Family support has been everything. My mother has been incredible, always making me feel loved and proud. My father helped by bringing me food and comforting me when I was in pain. My sister has been my ultimate cheerleader, always offering guidance, even from afar, and connecting with her colleagues to find solutions for my struggles. And my husband—he is my rock, my safe harbor. Every tear I shed, he met with kindness, patience, and reassurance. I could not have done this without him.

Eventually, we corrected my baby’s lip and tongue tie, and her latch slowly improved. Breastfeeding became smoother, though still challenging. Our daughter was small, and while her pediatrician reassured me her growth was normal, family comments questioning if she was getting enough were emotionally taxing. Each remark made my heart sink, a subtle reminder that self-doubt is a constant companion for nursing mothers.
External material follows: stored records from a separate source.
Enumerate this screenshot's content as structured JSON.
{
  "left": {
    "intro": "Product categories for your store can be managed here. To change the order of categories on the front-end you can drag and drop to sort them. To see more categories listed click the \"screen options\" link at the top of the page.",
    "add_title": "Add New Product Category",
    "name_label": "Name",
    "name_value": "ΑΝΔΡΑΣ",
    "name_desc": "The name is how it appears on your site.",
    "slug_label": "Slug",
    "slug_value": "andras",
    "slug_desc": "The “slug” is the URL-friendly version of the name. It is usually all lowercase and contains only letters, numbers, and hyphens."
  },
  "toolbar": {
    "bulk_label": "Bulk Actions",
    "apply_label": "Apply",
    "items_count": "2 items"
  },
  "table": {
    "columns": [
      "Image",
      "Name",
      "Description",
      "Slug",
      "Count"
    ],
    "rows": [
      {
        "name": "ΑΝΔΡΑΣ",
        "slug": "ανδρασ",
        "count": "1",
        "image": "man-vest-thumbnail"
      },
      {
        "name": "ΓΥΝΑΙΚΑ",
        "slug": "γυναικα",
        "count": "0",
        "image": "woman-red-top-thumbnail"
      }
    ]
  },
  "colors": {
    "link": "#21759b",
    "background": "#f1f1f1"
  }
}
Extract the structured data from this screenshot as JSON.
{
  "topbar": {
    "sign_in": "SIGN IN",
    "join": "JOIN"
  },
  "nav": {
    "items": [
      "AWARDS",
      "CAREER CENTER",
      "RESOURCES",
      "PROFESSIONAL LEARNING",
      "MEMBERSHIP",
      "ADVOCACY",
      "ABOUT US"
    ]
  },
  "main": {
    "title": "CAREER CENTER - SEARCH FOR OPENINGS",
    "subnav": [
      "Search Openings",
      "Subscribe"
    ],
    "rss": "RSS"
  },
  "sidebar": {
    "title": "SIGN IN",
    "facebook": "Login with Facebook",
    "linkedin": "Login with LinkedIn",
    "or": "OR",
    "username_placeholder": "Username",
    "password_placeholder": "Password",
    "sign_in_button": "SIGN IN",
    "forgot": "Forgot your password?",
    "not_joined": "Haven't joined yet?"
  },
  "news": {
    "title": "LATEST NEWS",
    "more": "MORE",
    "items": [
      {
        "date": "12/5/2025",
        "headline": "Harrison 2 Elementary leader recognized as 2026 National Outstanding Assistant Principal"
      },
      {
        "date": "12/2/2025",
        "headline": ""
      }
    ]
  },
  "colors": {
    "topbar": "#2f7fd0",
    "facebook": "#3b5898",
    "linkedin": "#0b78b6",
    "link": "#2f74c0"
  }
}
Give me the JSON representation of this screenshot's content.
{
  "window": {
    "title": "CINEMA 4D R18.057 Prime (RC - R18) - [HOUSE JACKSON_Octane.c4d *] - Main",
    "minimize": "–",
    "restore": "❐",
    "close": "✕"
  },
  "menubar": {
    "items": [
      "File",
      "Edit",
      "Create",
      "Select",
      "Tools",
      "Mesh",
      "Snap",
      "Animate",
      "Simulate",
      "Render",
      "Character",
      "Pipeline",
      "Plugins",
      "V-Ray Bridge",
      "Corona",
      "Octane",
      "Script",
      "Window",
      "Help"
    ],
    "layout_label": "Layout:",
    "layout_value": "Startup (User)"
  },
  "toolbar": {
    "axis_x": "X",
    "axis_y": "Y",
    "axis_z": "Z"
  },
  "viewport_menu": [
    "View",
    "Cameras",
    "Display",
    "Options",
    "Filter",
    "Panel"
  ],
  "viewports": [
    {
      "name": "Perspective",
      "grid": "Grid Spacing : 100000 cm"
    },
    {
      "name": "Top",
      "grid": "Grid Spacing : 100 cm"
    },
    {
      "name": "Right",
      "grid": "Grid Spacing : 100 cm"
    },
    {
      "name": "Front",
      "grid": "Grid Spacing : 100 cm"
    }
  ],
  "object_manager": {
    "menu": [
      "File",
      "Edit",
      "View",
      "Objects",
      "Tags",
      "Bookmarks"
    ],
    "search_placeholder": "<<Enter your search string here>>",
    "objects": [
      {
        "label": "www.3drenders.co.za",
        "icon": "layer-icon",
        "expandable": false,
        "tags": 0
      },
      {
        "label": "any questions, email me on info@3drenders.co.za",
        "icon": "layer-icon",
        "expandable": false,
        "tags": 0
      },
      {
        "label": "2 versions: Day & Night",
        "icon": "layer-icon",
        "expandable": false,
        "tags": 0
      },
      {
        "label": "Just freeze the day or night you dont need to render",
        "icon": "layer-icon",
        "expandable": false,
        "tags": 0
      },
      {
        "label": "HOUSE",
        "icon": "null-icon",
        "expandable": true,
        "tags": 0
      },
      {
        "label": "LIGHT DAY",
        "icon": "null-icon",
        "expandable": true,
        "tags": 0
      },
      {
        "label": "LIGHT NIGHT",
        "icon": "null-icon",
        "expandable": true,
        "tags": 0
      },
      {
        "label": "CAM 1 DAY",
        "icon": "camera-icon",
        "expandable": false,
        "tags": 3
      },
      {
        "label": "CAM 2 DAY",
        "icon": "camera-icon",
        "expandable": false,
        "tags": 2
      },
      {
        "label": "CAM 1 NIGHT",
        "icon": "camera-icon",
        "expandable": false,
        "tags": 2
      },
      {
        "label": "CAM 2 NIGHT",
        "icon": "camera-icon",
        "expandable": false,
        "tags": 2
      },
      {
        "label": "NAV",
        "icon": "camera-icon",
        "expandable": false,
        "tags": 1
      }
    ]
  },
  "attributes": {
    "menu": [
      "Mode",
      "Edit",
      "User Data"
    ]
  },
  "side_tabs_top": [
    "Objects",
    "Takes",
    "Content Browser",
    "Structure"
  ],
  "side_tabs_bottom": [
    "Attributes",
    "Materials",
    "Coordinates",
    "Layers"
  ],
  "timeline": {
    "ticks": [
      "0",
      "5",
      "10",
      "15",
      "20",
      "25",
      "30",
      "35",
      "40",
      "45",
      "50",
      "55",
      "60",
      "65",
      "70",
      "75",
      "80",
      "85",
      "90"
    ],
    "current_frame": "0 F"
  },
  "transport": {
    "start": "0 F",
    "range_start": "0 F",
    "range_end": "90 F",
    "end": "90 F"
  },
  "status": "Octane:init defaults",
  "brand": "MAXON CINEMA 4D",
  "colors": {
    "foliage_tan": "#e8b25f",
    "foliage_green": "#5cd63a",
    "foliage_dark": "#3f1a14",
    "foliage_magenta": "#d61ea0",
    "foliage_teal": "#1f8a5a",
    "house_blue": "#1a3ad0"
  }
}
As the months passed, new challenges emerged. I dealt with clogged ducts, pumping frustrations, and the stress of maintaining a milk stash for when I returned to work. Sometimes the process was messy and exhausting, with little milk yielding from pumping sessions. But visits with Lactation Consultants offered reassurance, and slowly, I built a small stash of frozen milk—enough to give some to a local mother in need. Donating milk for the first time was incredibly rewarding, knowing my efforts could support another baby’s nutrition.

A visit to Brazil further opened my eyes to the global need for breastmilk. In my hometown, milk banks operate differently, and the staff shared stories of families relying entirely on donations for their infants. Seeing the difference my milk could make—helping premature babies or those with limited access to formula—was humbling and inspiring. I was proud that my body could provide for others in addition to my daughter.

To all mothers, I am not special. I did not possess some magical milk-making power. I am a mother like any other—trying my best, facing doubt, fear, and exhaustion, and learning to trust myself along the way. I still have days when I just want to cry into a pillow, and that is okay. I am not perfect, but I am perfect for my baby.

Today, 14 months into our breastfeeding journey, I reflect on all the tears, worries, and challenges. I see now that trusting my body, being patient with myself, and surrounding myself with supportive loved ones was the key. To new mothers out there: be gentle with yourself. Honor your body, embrace the support around you, and know that simply trying is enough. Motherhood is hard. Breastfeeding is hard. But I see you, mama. I see your tears, and my heart is with you.